Aslında maç önünde hakemleri konuşmak pek alışkın olduğum durum değil. Fakat adeta sırat köprüsü üstünde olduğumuz bu haftalarda Ankaraspor maçına gelen Pembe gömlekli vicdansız bütün bunları yazmama sebep.
Rakibin üst sıralarda olması, bizim alt taraftan çıkma çabası içinde geçen mücadelede kadro olarak bir kaç eksiğin dönmesi ile İnegölspor sahada zaman zaman rakipten fazla pozisyona giren bazısında kendi beceriksizlikten, bazısı ise özellikle atılan gol ile son dakikadaki penaltı pozisyonunu ile gasp eden bir art niyetli hakem olmasa 3 puanı almamız içten bile değildi.
Maçın başlarında rakibin yakaladığı 2 net pozisyonda kaleci Emre müthiş çıkartarak takımı ayakta tutarken, ne yazık ki yediği talihsiz golle de galibiyetin kaçmasına neden oldu. Takım olarak oyunun oldukça fazla bölümünde iyi mücadele ederek bana göre galibiyeti hak ettik.

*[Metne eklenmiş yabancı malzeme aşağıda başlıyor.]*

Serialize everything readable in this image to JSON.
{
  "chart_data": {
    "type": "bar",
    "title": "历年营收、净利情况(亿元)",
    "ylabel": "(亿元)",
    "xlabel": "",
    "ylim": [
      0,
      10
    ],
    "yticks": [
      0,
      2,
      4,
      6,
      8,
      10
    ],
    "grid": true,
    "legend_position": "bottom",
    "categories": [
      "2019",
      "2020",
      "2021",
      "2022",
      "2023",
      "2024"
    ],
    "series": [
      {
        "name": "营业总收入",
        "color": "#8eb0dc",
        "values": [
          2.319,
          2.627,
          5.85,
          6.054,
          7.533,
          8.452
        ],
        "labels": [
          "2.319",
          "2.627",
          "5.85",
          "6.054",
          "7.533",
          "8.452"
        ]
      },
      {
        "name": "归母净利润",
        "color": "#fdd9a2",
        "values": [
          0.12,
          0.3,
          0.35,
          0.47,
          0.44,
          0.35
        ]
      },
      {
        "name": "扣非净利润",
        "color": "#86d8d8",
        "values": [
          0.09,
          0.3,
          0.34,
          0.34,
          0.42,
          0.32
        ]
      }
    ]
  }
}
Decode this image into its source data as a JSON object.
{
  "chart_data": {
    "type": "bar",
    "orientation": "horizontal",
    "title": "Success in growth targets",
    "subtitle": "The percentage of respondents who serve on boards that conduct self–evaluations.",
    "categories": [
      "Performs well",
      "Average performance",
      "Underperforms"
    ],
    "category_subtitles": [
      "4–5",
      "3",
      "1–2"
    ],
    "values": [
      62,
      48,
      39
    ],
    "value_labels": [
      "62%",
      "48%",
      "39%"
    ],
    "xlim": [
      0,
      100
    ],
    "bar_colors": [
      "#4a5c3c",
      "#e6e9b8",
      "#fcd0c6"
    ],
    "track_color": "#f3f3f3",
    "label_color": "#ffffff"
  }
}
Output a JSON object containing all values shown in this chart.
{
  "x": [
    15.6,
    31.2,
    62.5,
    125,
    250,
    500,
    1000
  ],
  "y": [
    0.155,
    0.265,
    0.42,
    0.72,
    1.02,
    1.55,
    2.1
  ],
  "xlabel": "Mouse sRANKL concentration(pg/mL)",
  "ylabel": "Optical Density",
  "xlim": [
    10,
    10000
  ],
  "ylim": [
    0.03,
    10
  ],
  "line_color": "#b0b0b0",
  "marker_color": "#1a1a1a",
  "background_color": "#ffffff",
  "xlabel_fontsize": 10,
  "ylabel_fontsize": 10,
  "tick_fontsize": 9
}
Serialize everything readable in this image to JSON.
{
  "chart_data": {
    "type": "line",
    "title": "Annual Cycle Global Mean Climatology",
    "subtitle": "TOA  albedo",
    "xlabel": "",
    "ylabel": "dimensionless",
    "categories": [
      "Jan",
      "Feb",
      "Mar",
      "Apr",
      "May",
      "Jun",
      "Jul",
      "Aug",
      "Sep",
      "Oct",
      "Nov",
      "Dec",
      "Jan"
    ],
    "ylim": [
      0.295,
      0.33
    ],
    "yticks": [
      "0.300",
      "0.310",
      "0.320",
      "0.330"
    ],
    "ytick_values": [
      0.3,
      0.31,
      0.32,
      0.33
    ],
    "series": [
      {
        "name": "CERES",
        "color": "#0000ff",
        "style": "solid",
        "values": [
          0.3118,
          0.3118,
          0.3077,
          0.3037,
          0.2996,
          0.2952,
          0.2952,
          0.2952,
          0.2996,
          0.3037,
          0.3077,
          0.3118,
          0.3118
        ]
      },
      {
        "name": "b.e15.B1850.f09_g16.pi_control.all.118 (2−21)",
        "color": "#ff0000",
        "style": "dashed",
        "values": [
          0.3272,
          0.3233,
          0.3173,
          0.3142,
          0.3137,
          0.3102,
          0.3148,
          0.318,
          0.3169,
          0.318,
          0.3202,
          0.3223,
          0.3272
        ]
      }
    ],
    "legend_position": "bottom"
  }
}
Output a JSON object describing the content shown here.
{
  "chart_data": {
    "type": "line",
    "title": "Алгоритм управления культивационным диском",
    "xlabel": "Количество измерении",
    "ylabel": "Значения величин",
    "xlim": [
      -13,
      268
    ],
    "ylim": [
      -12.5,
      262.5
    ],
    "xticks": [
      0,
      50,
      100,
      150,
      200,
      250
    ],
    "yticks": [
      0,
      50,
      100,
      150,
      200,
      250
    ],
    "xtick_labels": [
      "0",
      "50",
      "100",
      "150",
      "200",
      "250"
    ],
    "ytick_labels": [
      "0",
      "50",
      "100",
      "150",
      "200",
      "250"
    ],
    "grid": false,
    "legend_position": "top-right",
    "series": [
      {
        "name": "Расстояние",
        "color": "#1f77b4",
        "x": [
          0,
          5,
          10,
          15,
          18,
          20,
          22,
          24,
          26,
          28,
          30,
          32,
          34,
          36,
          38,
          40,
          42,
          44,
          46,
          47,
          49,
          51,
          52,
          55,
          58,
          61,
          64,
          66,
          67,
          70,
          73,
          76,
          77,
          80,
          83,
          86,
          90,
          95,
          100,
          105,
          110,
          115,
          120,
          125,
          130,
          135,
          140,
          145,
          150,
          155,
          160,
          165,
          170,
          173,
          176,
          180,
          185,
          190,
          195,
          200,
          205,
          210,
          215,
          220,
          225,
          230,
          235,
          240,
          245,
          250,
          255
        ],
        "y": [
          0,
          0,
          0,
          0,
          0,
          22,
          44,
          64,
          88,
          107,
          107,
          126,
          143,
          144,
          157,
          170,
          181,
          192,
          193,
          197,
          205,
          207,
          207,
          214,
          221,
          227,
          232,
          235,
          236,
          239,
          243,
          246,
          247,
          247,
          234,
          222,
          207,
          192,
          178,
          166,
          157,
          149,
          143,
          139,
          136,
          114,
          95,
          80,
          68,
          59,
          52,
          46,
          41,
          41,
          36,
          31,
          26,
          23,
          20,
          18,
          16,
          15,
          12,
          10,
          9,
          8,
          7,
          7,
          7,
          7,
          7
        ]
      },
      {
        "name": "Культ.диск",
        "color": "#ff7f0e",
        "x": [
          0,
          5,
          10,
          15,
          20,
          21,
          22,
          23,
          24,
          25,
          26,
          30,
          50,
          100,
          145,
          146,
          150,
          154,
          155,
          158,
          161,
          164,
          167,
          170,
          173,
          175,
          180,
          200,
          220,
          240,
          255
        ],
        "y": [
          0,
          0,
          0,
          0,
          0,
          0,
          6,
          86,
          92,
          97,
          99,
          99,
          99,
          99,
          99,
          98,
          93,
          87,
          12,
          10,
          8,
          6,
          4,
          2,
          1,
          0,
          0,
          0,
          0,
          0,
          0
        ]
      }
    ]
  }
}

Oyuna sonradan giren Emir Bahadır Taylan hücum anlamında takımın ileri çıkmasında etkili oldular. Fakat son vuruşlardaki beceriksizlik ya da şanssızlık önümüze koca bir duvar örmüş oldu. İlk yarı boyunca şanssız maçlar oynadık. Kimini biz takım olarak pozisyon açısından değerlendirmedik. Kiminde ise pembeli Allahsız kitapsızların kararlarıyla sahadan boynumuz bükük ayrıldık.
Artık tek maç kaldı ve bu maçtan mutlak 3 puan almak şart sonrasında ise masada baş başa verip o kadar çok şeyi değerlendirmemiz gerek ki belki de saatler yetmez ama önce Tarsus deplasmanından galibiyetle dönmek, sonrası ise zaten kendiliğinden çözülecektir. Çünkü ilk yarıda yeterince kahır mektubu yazıp okuduk.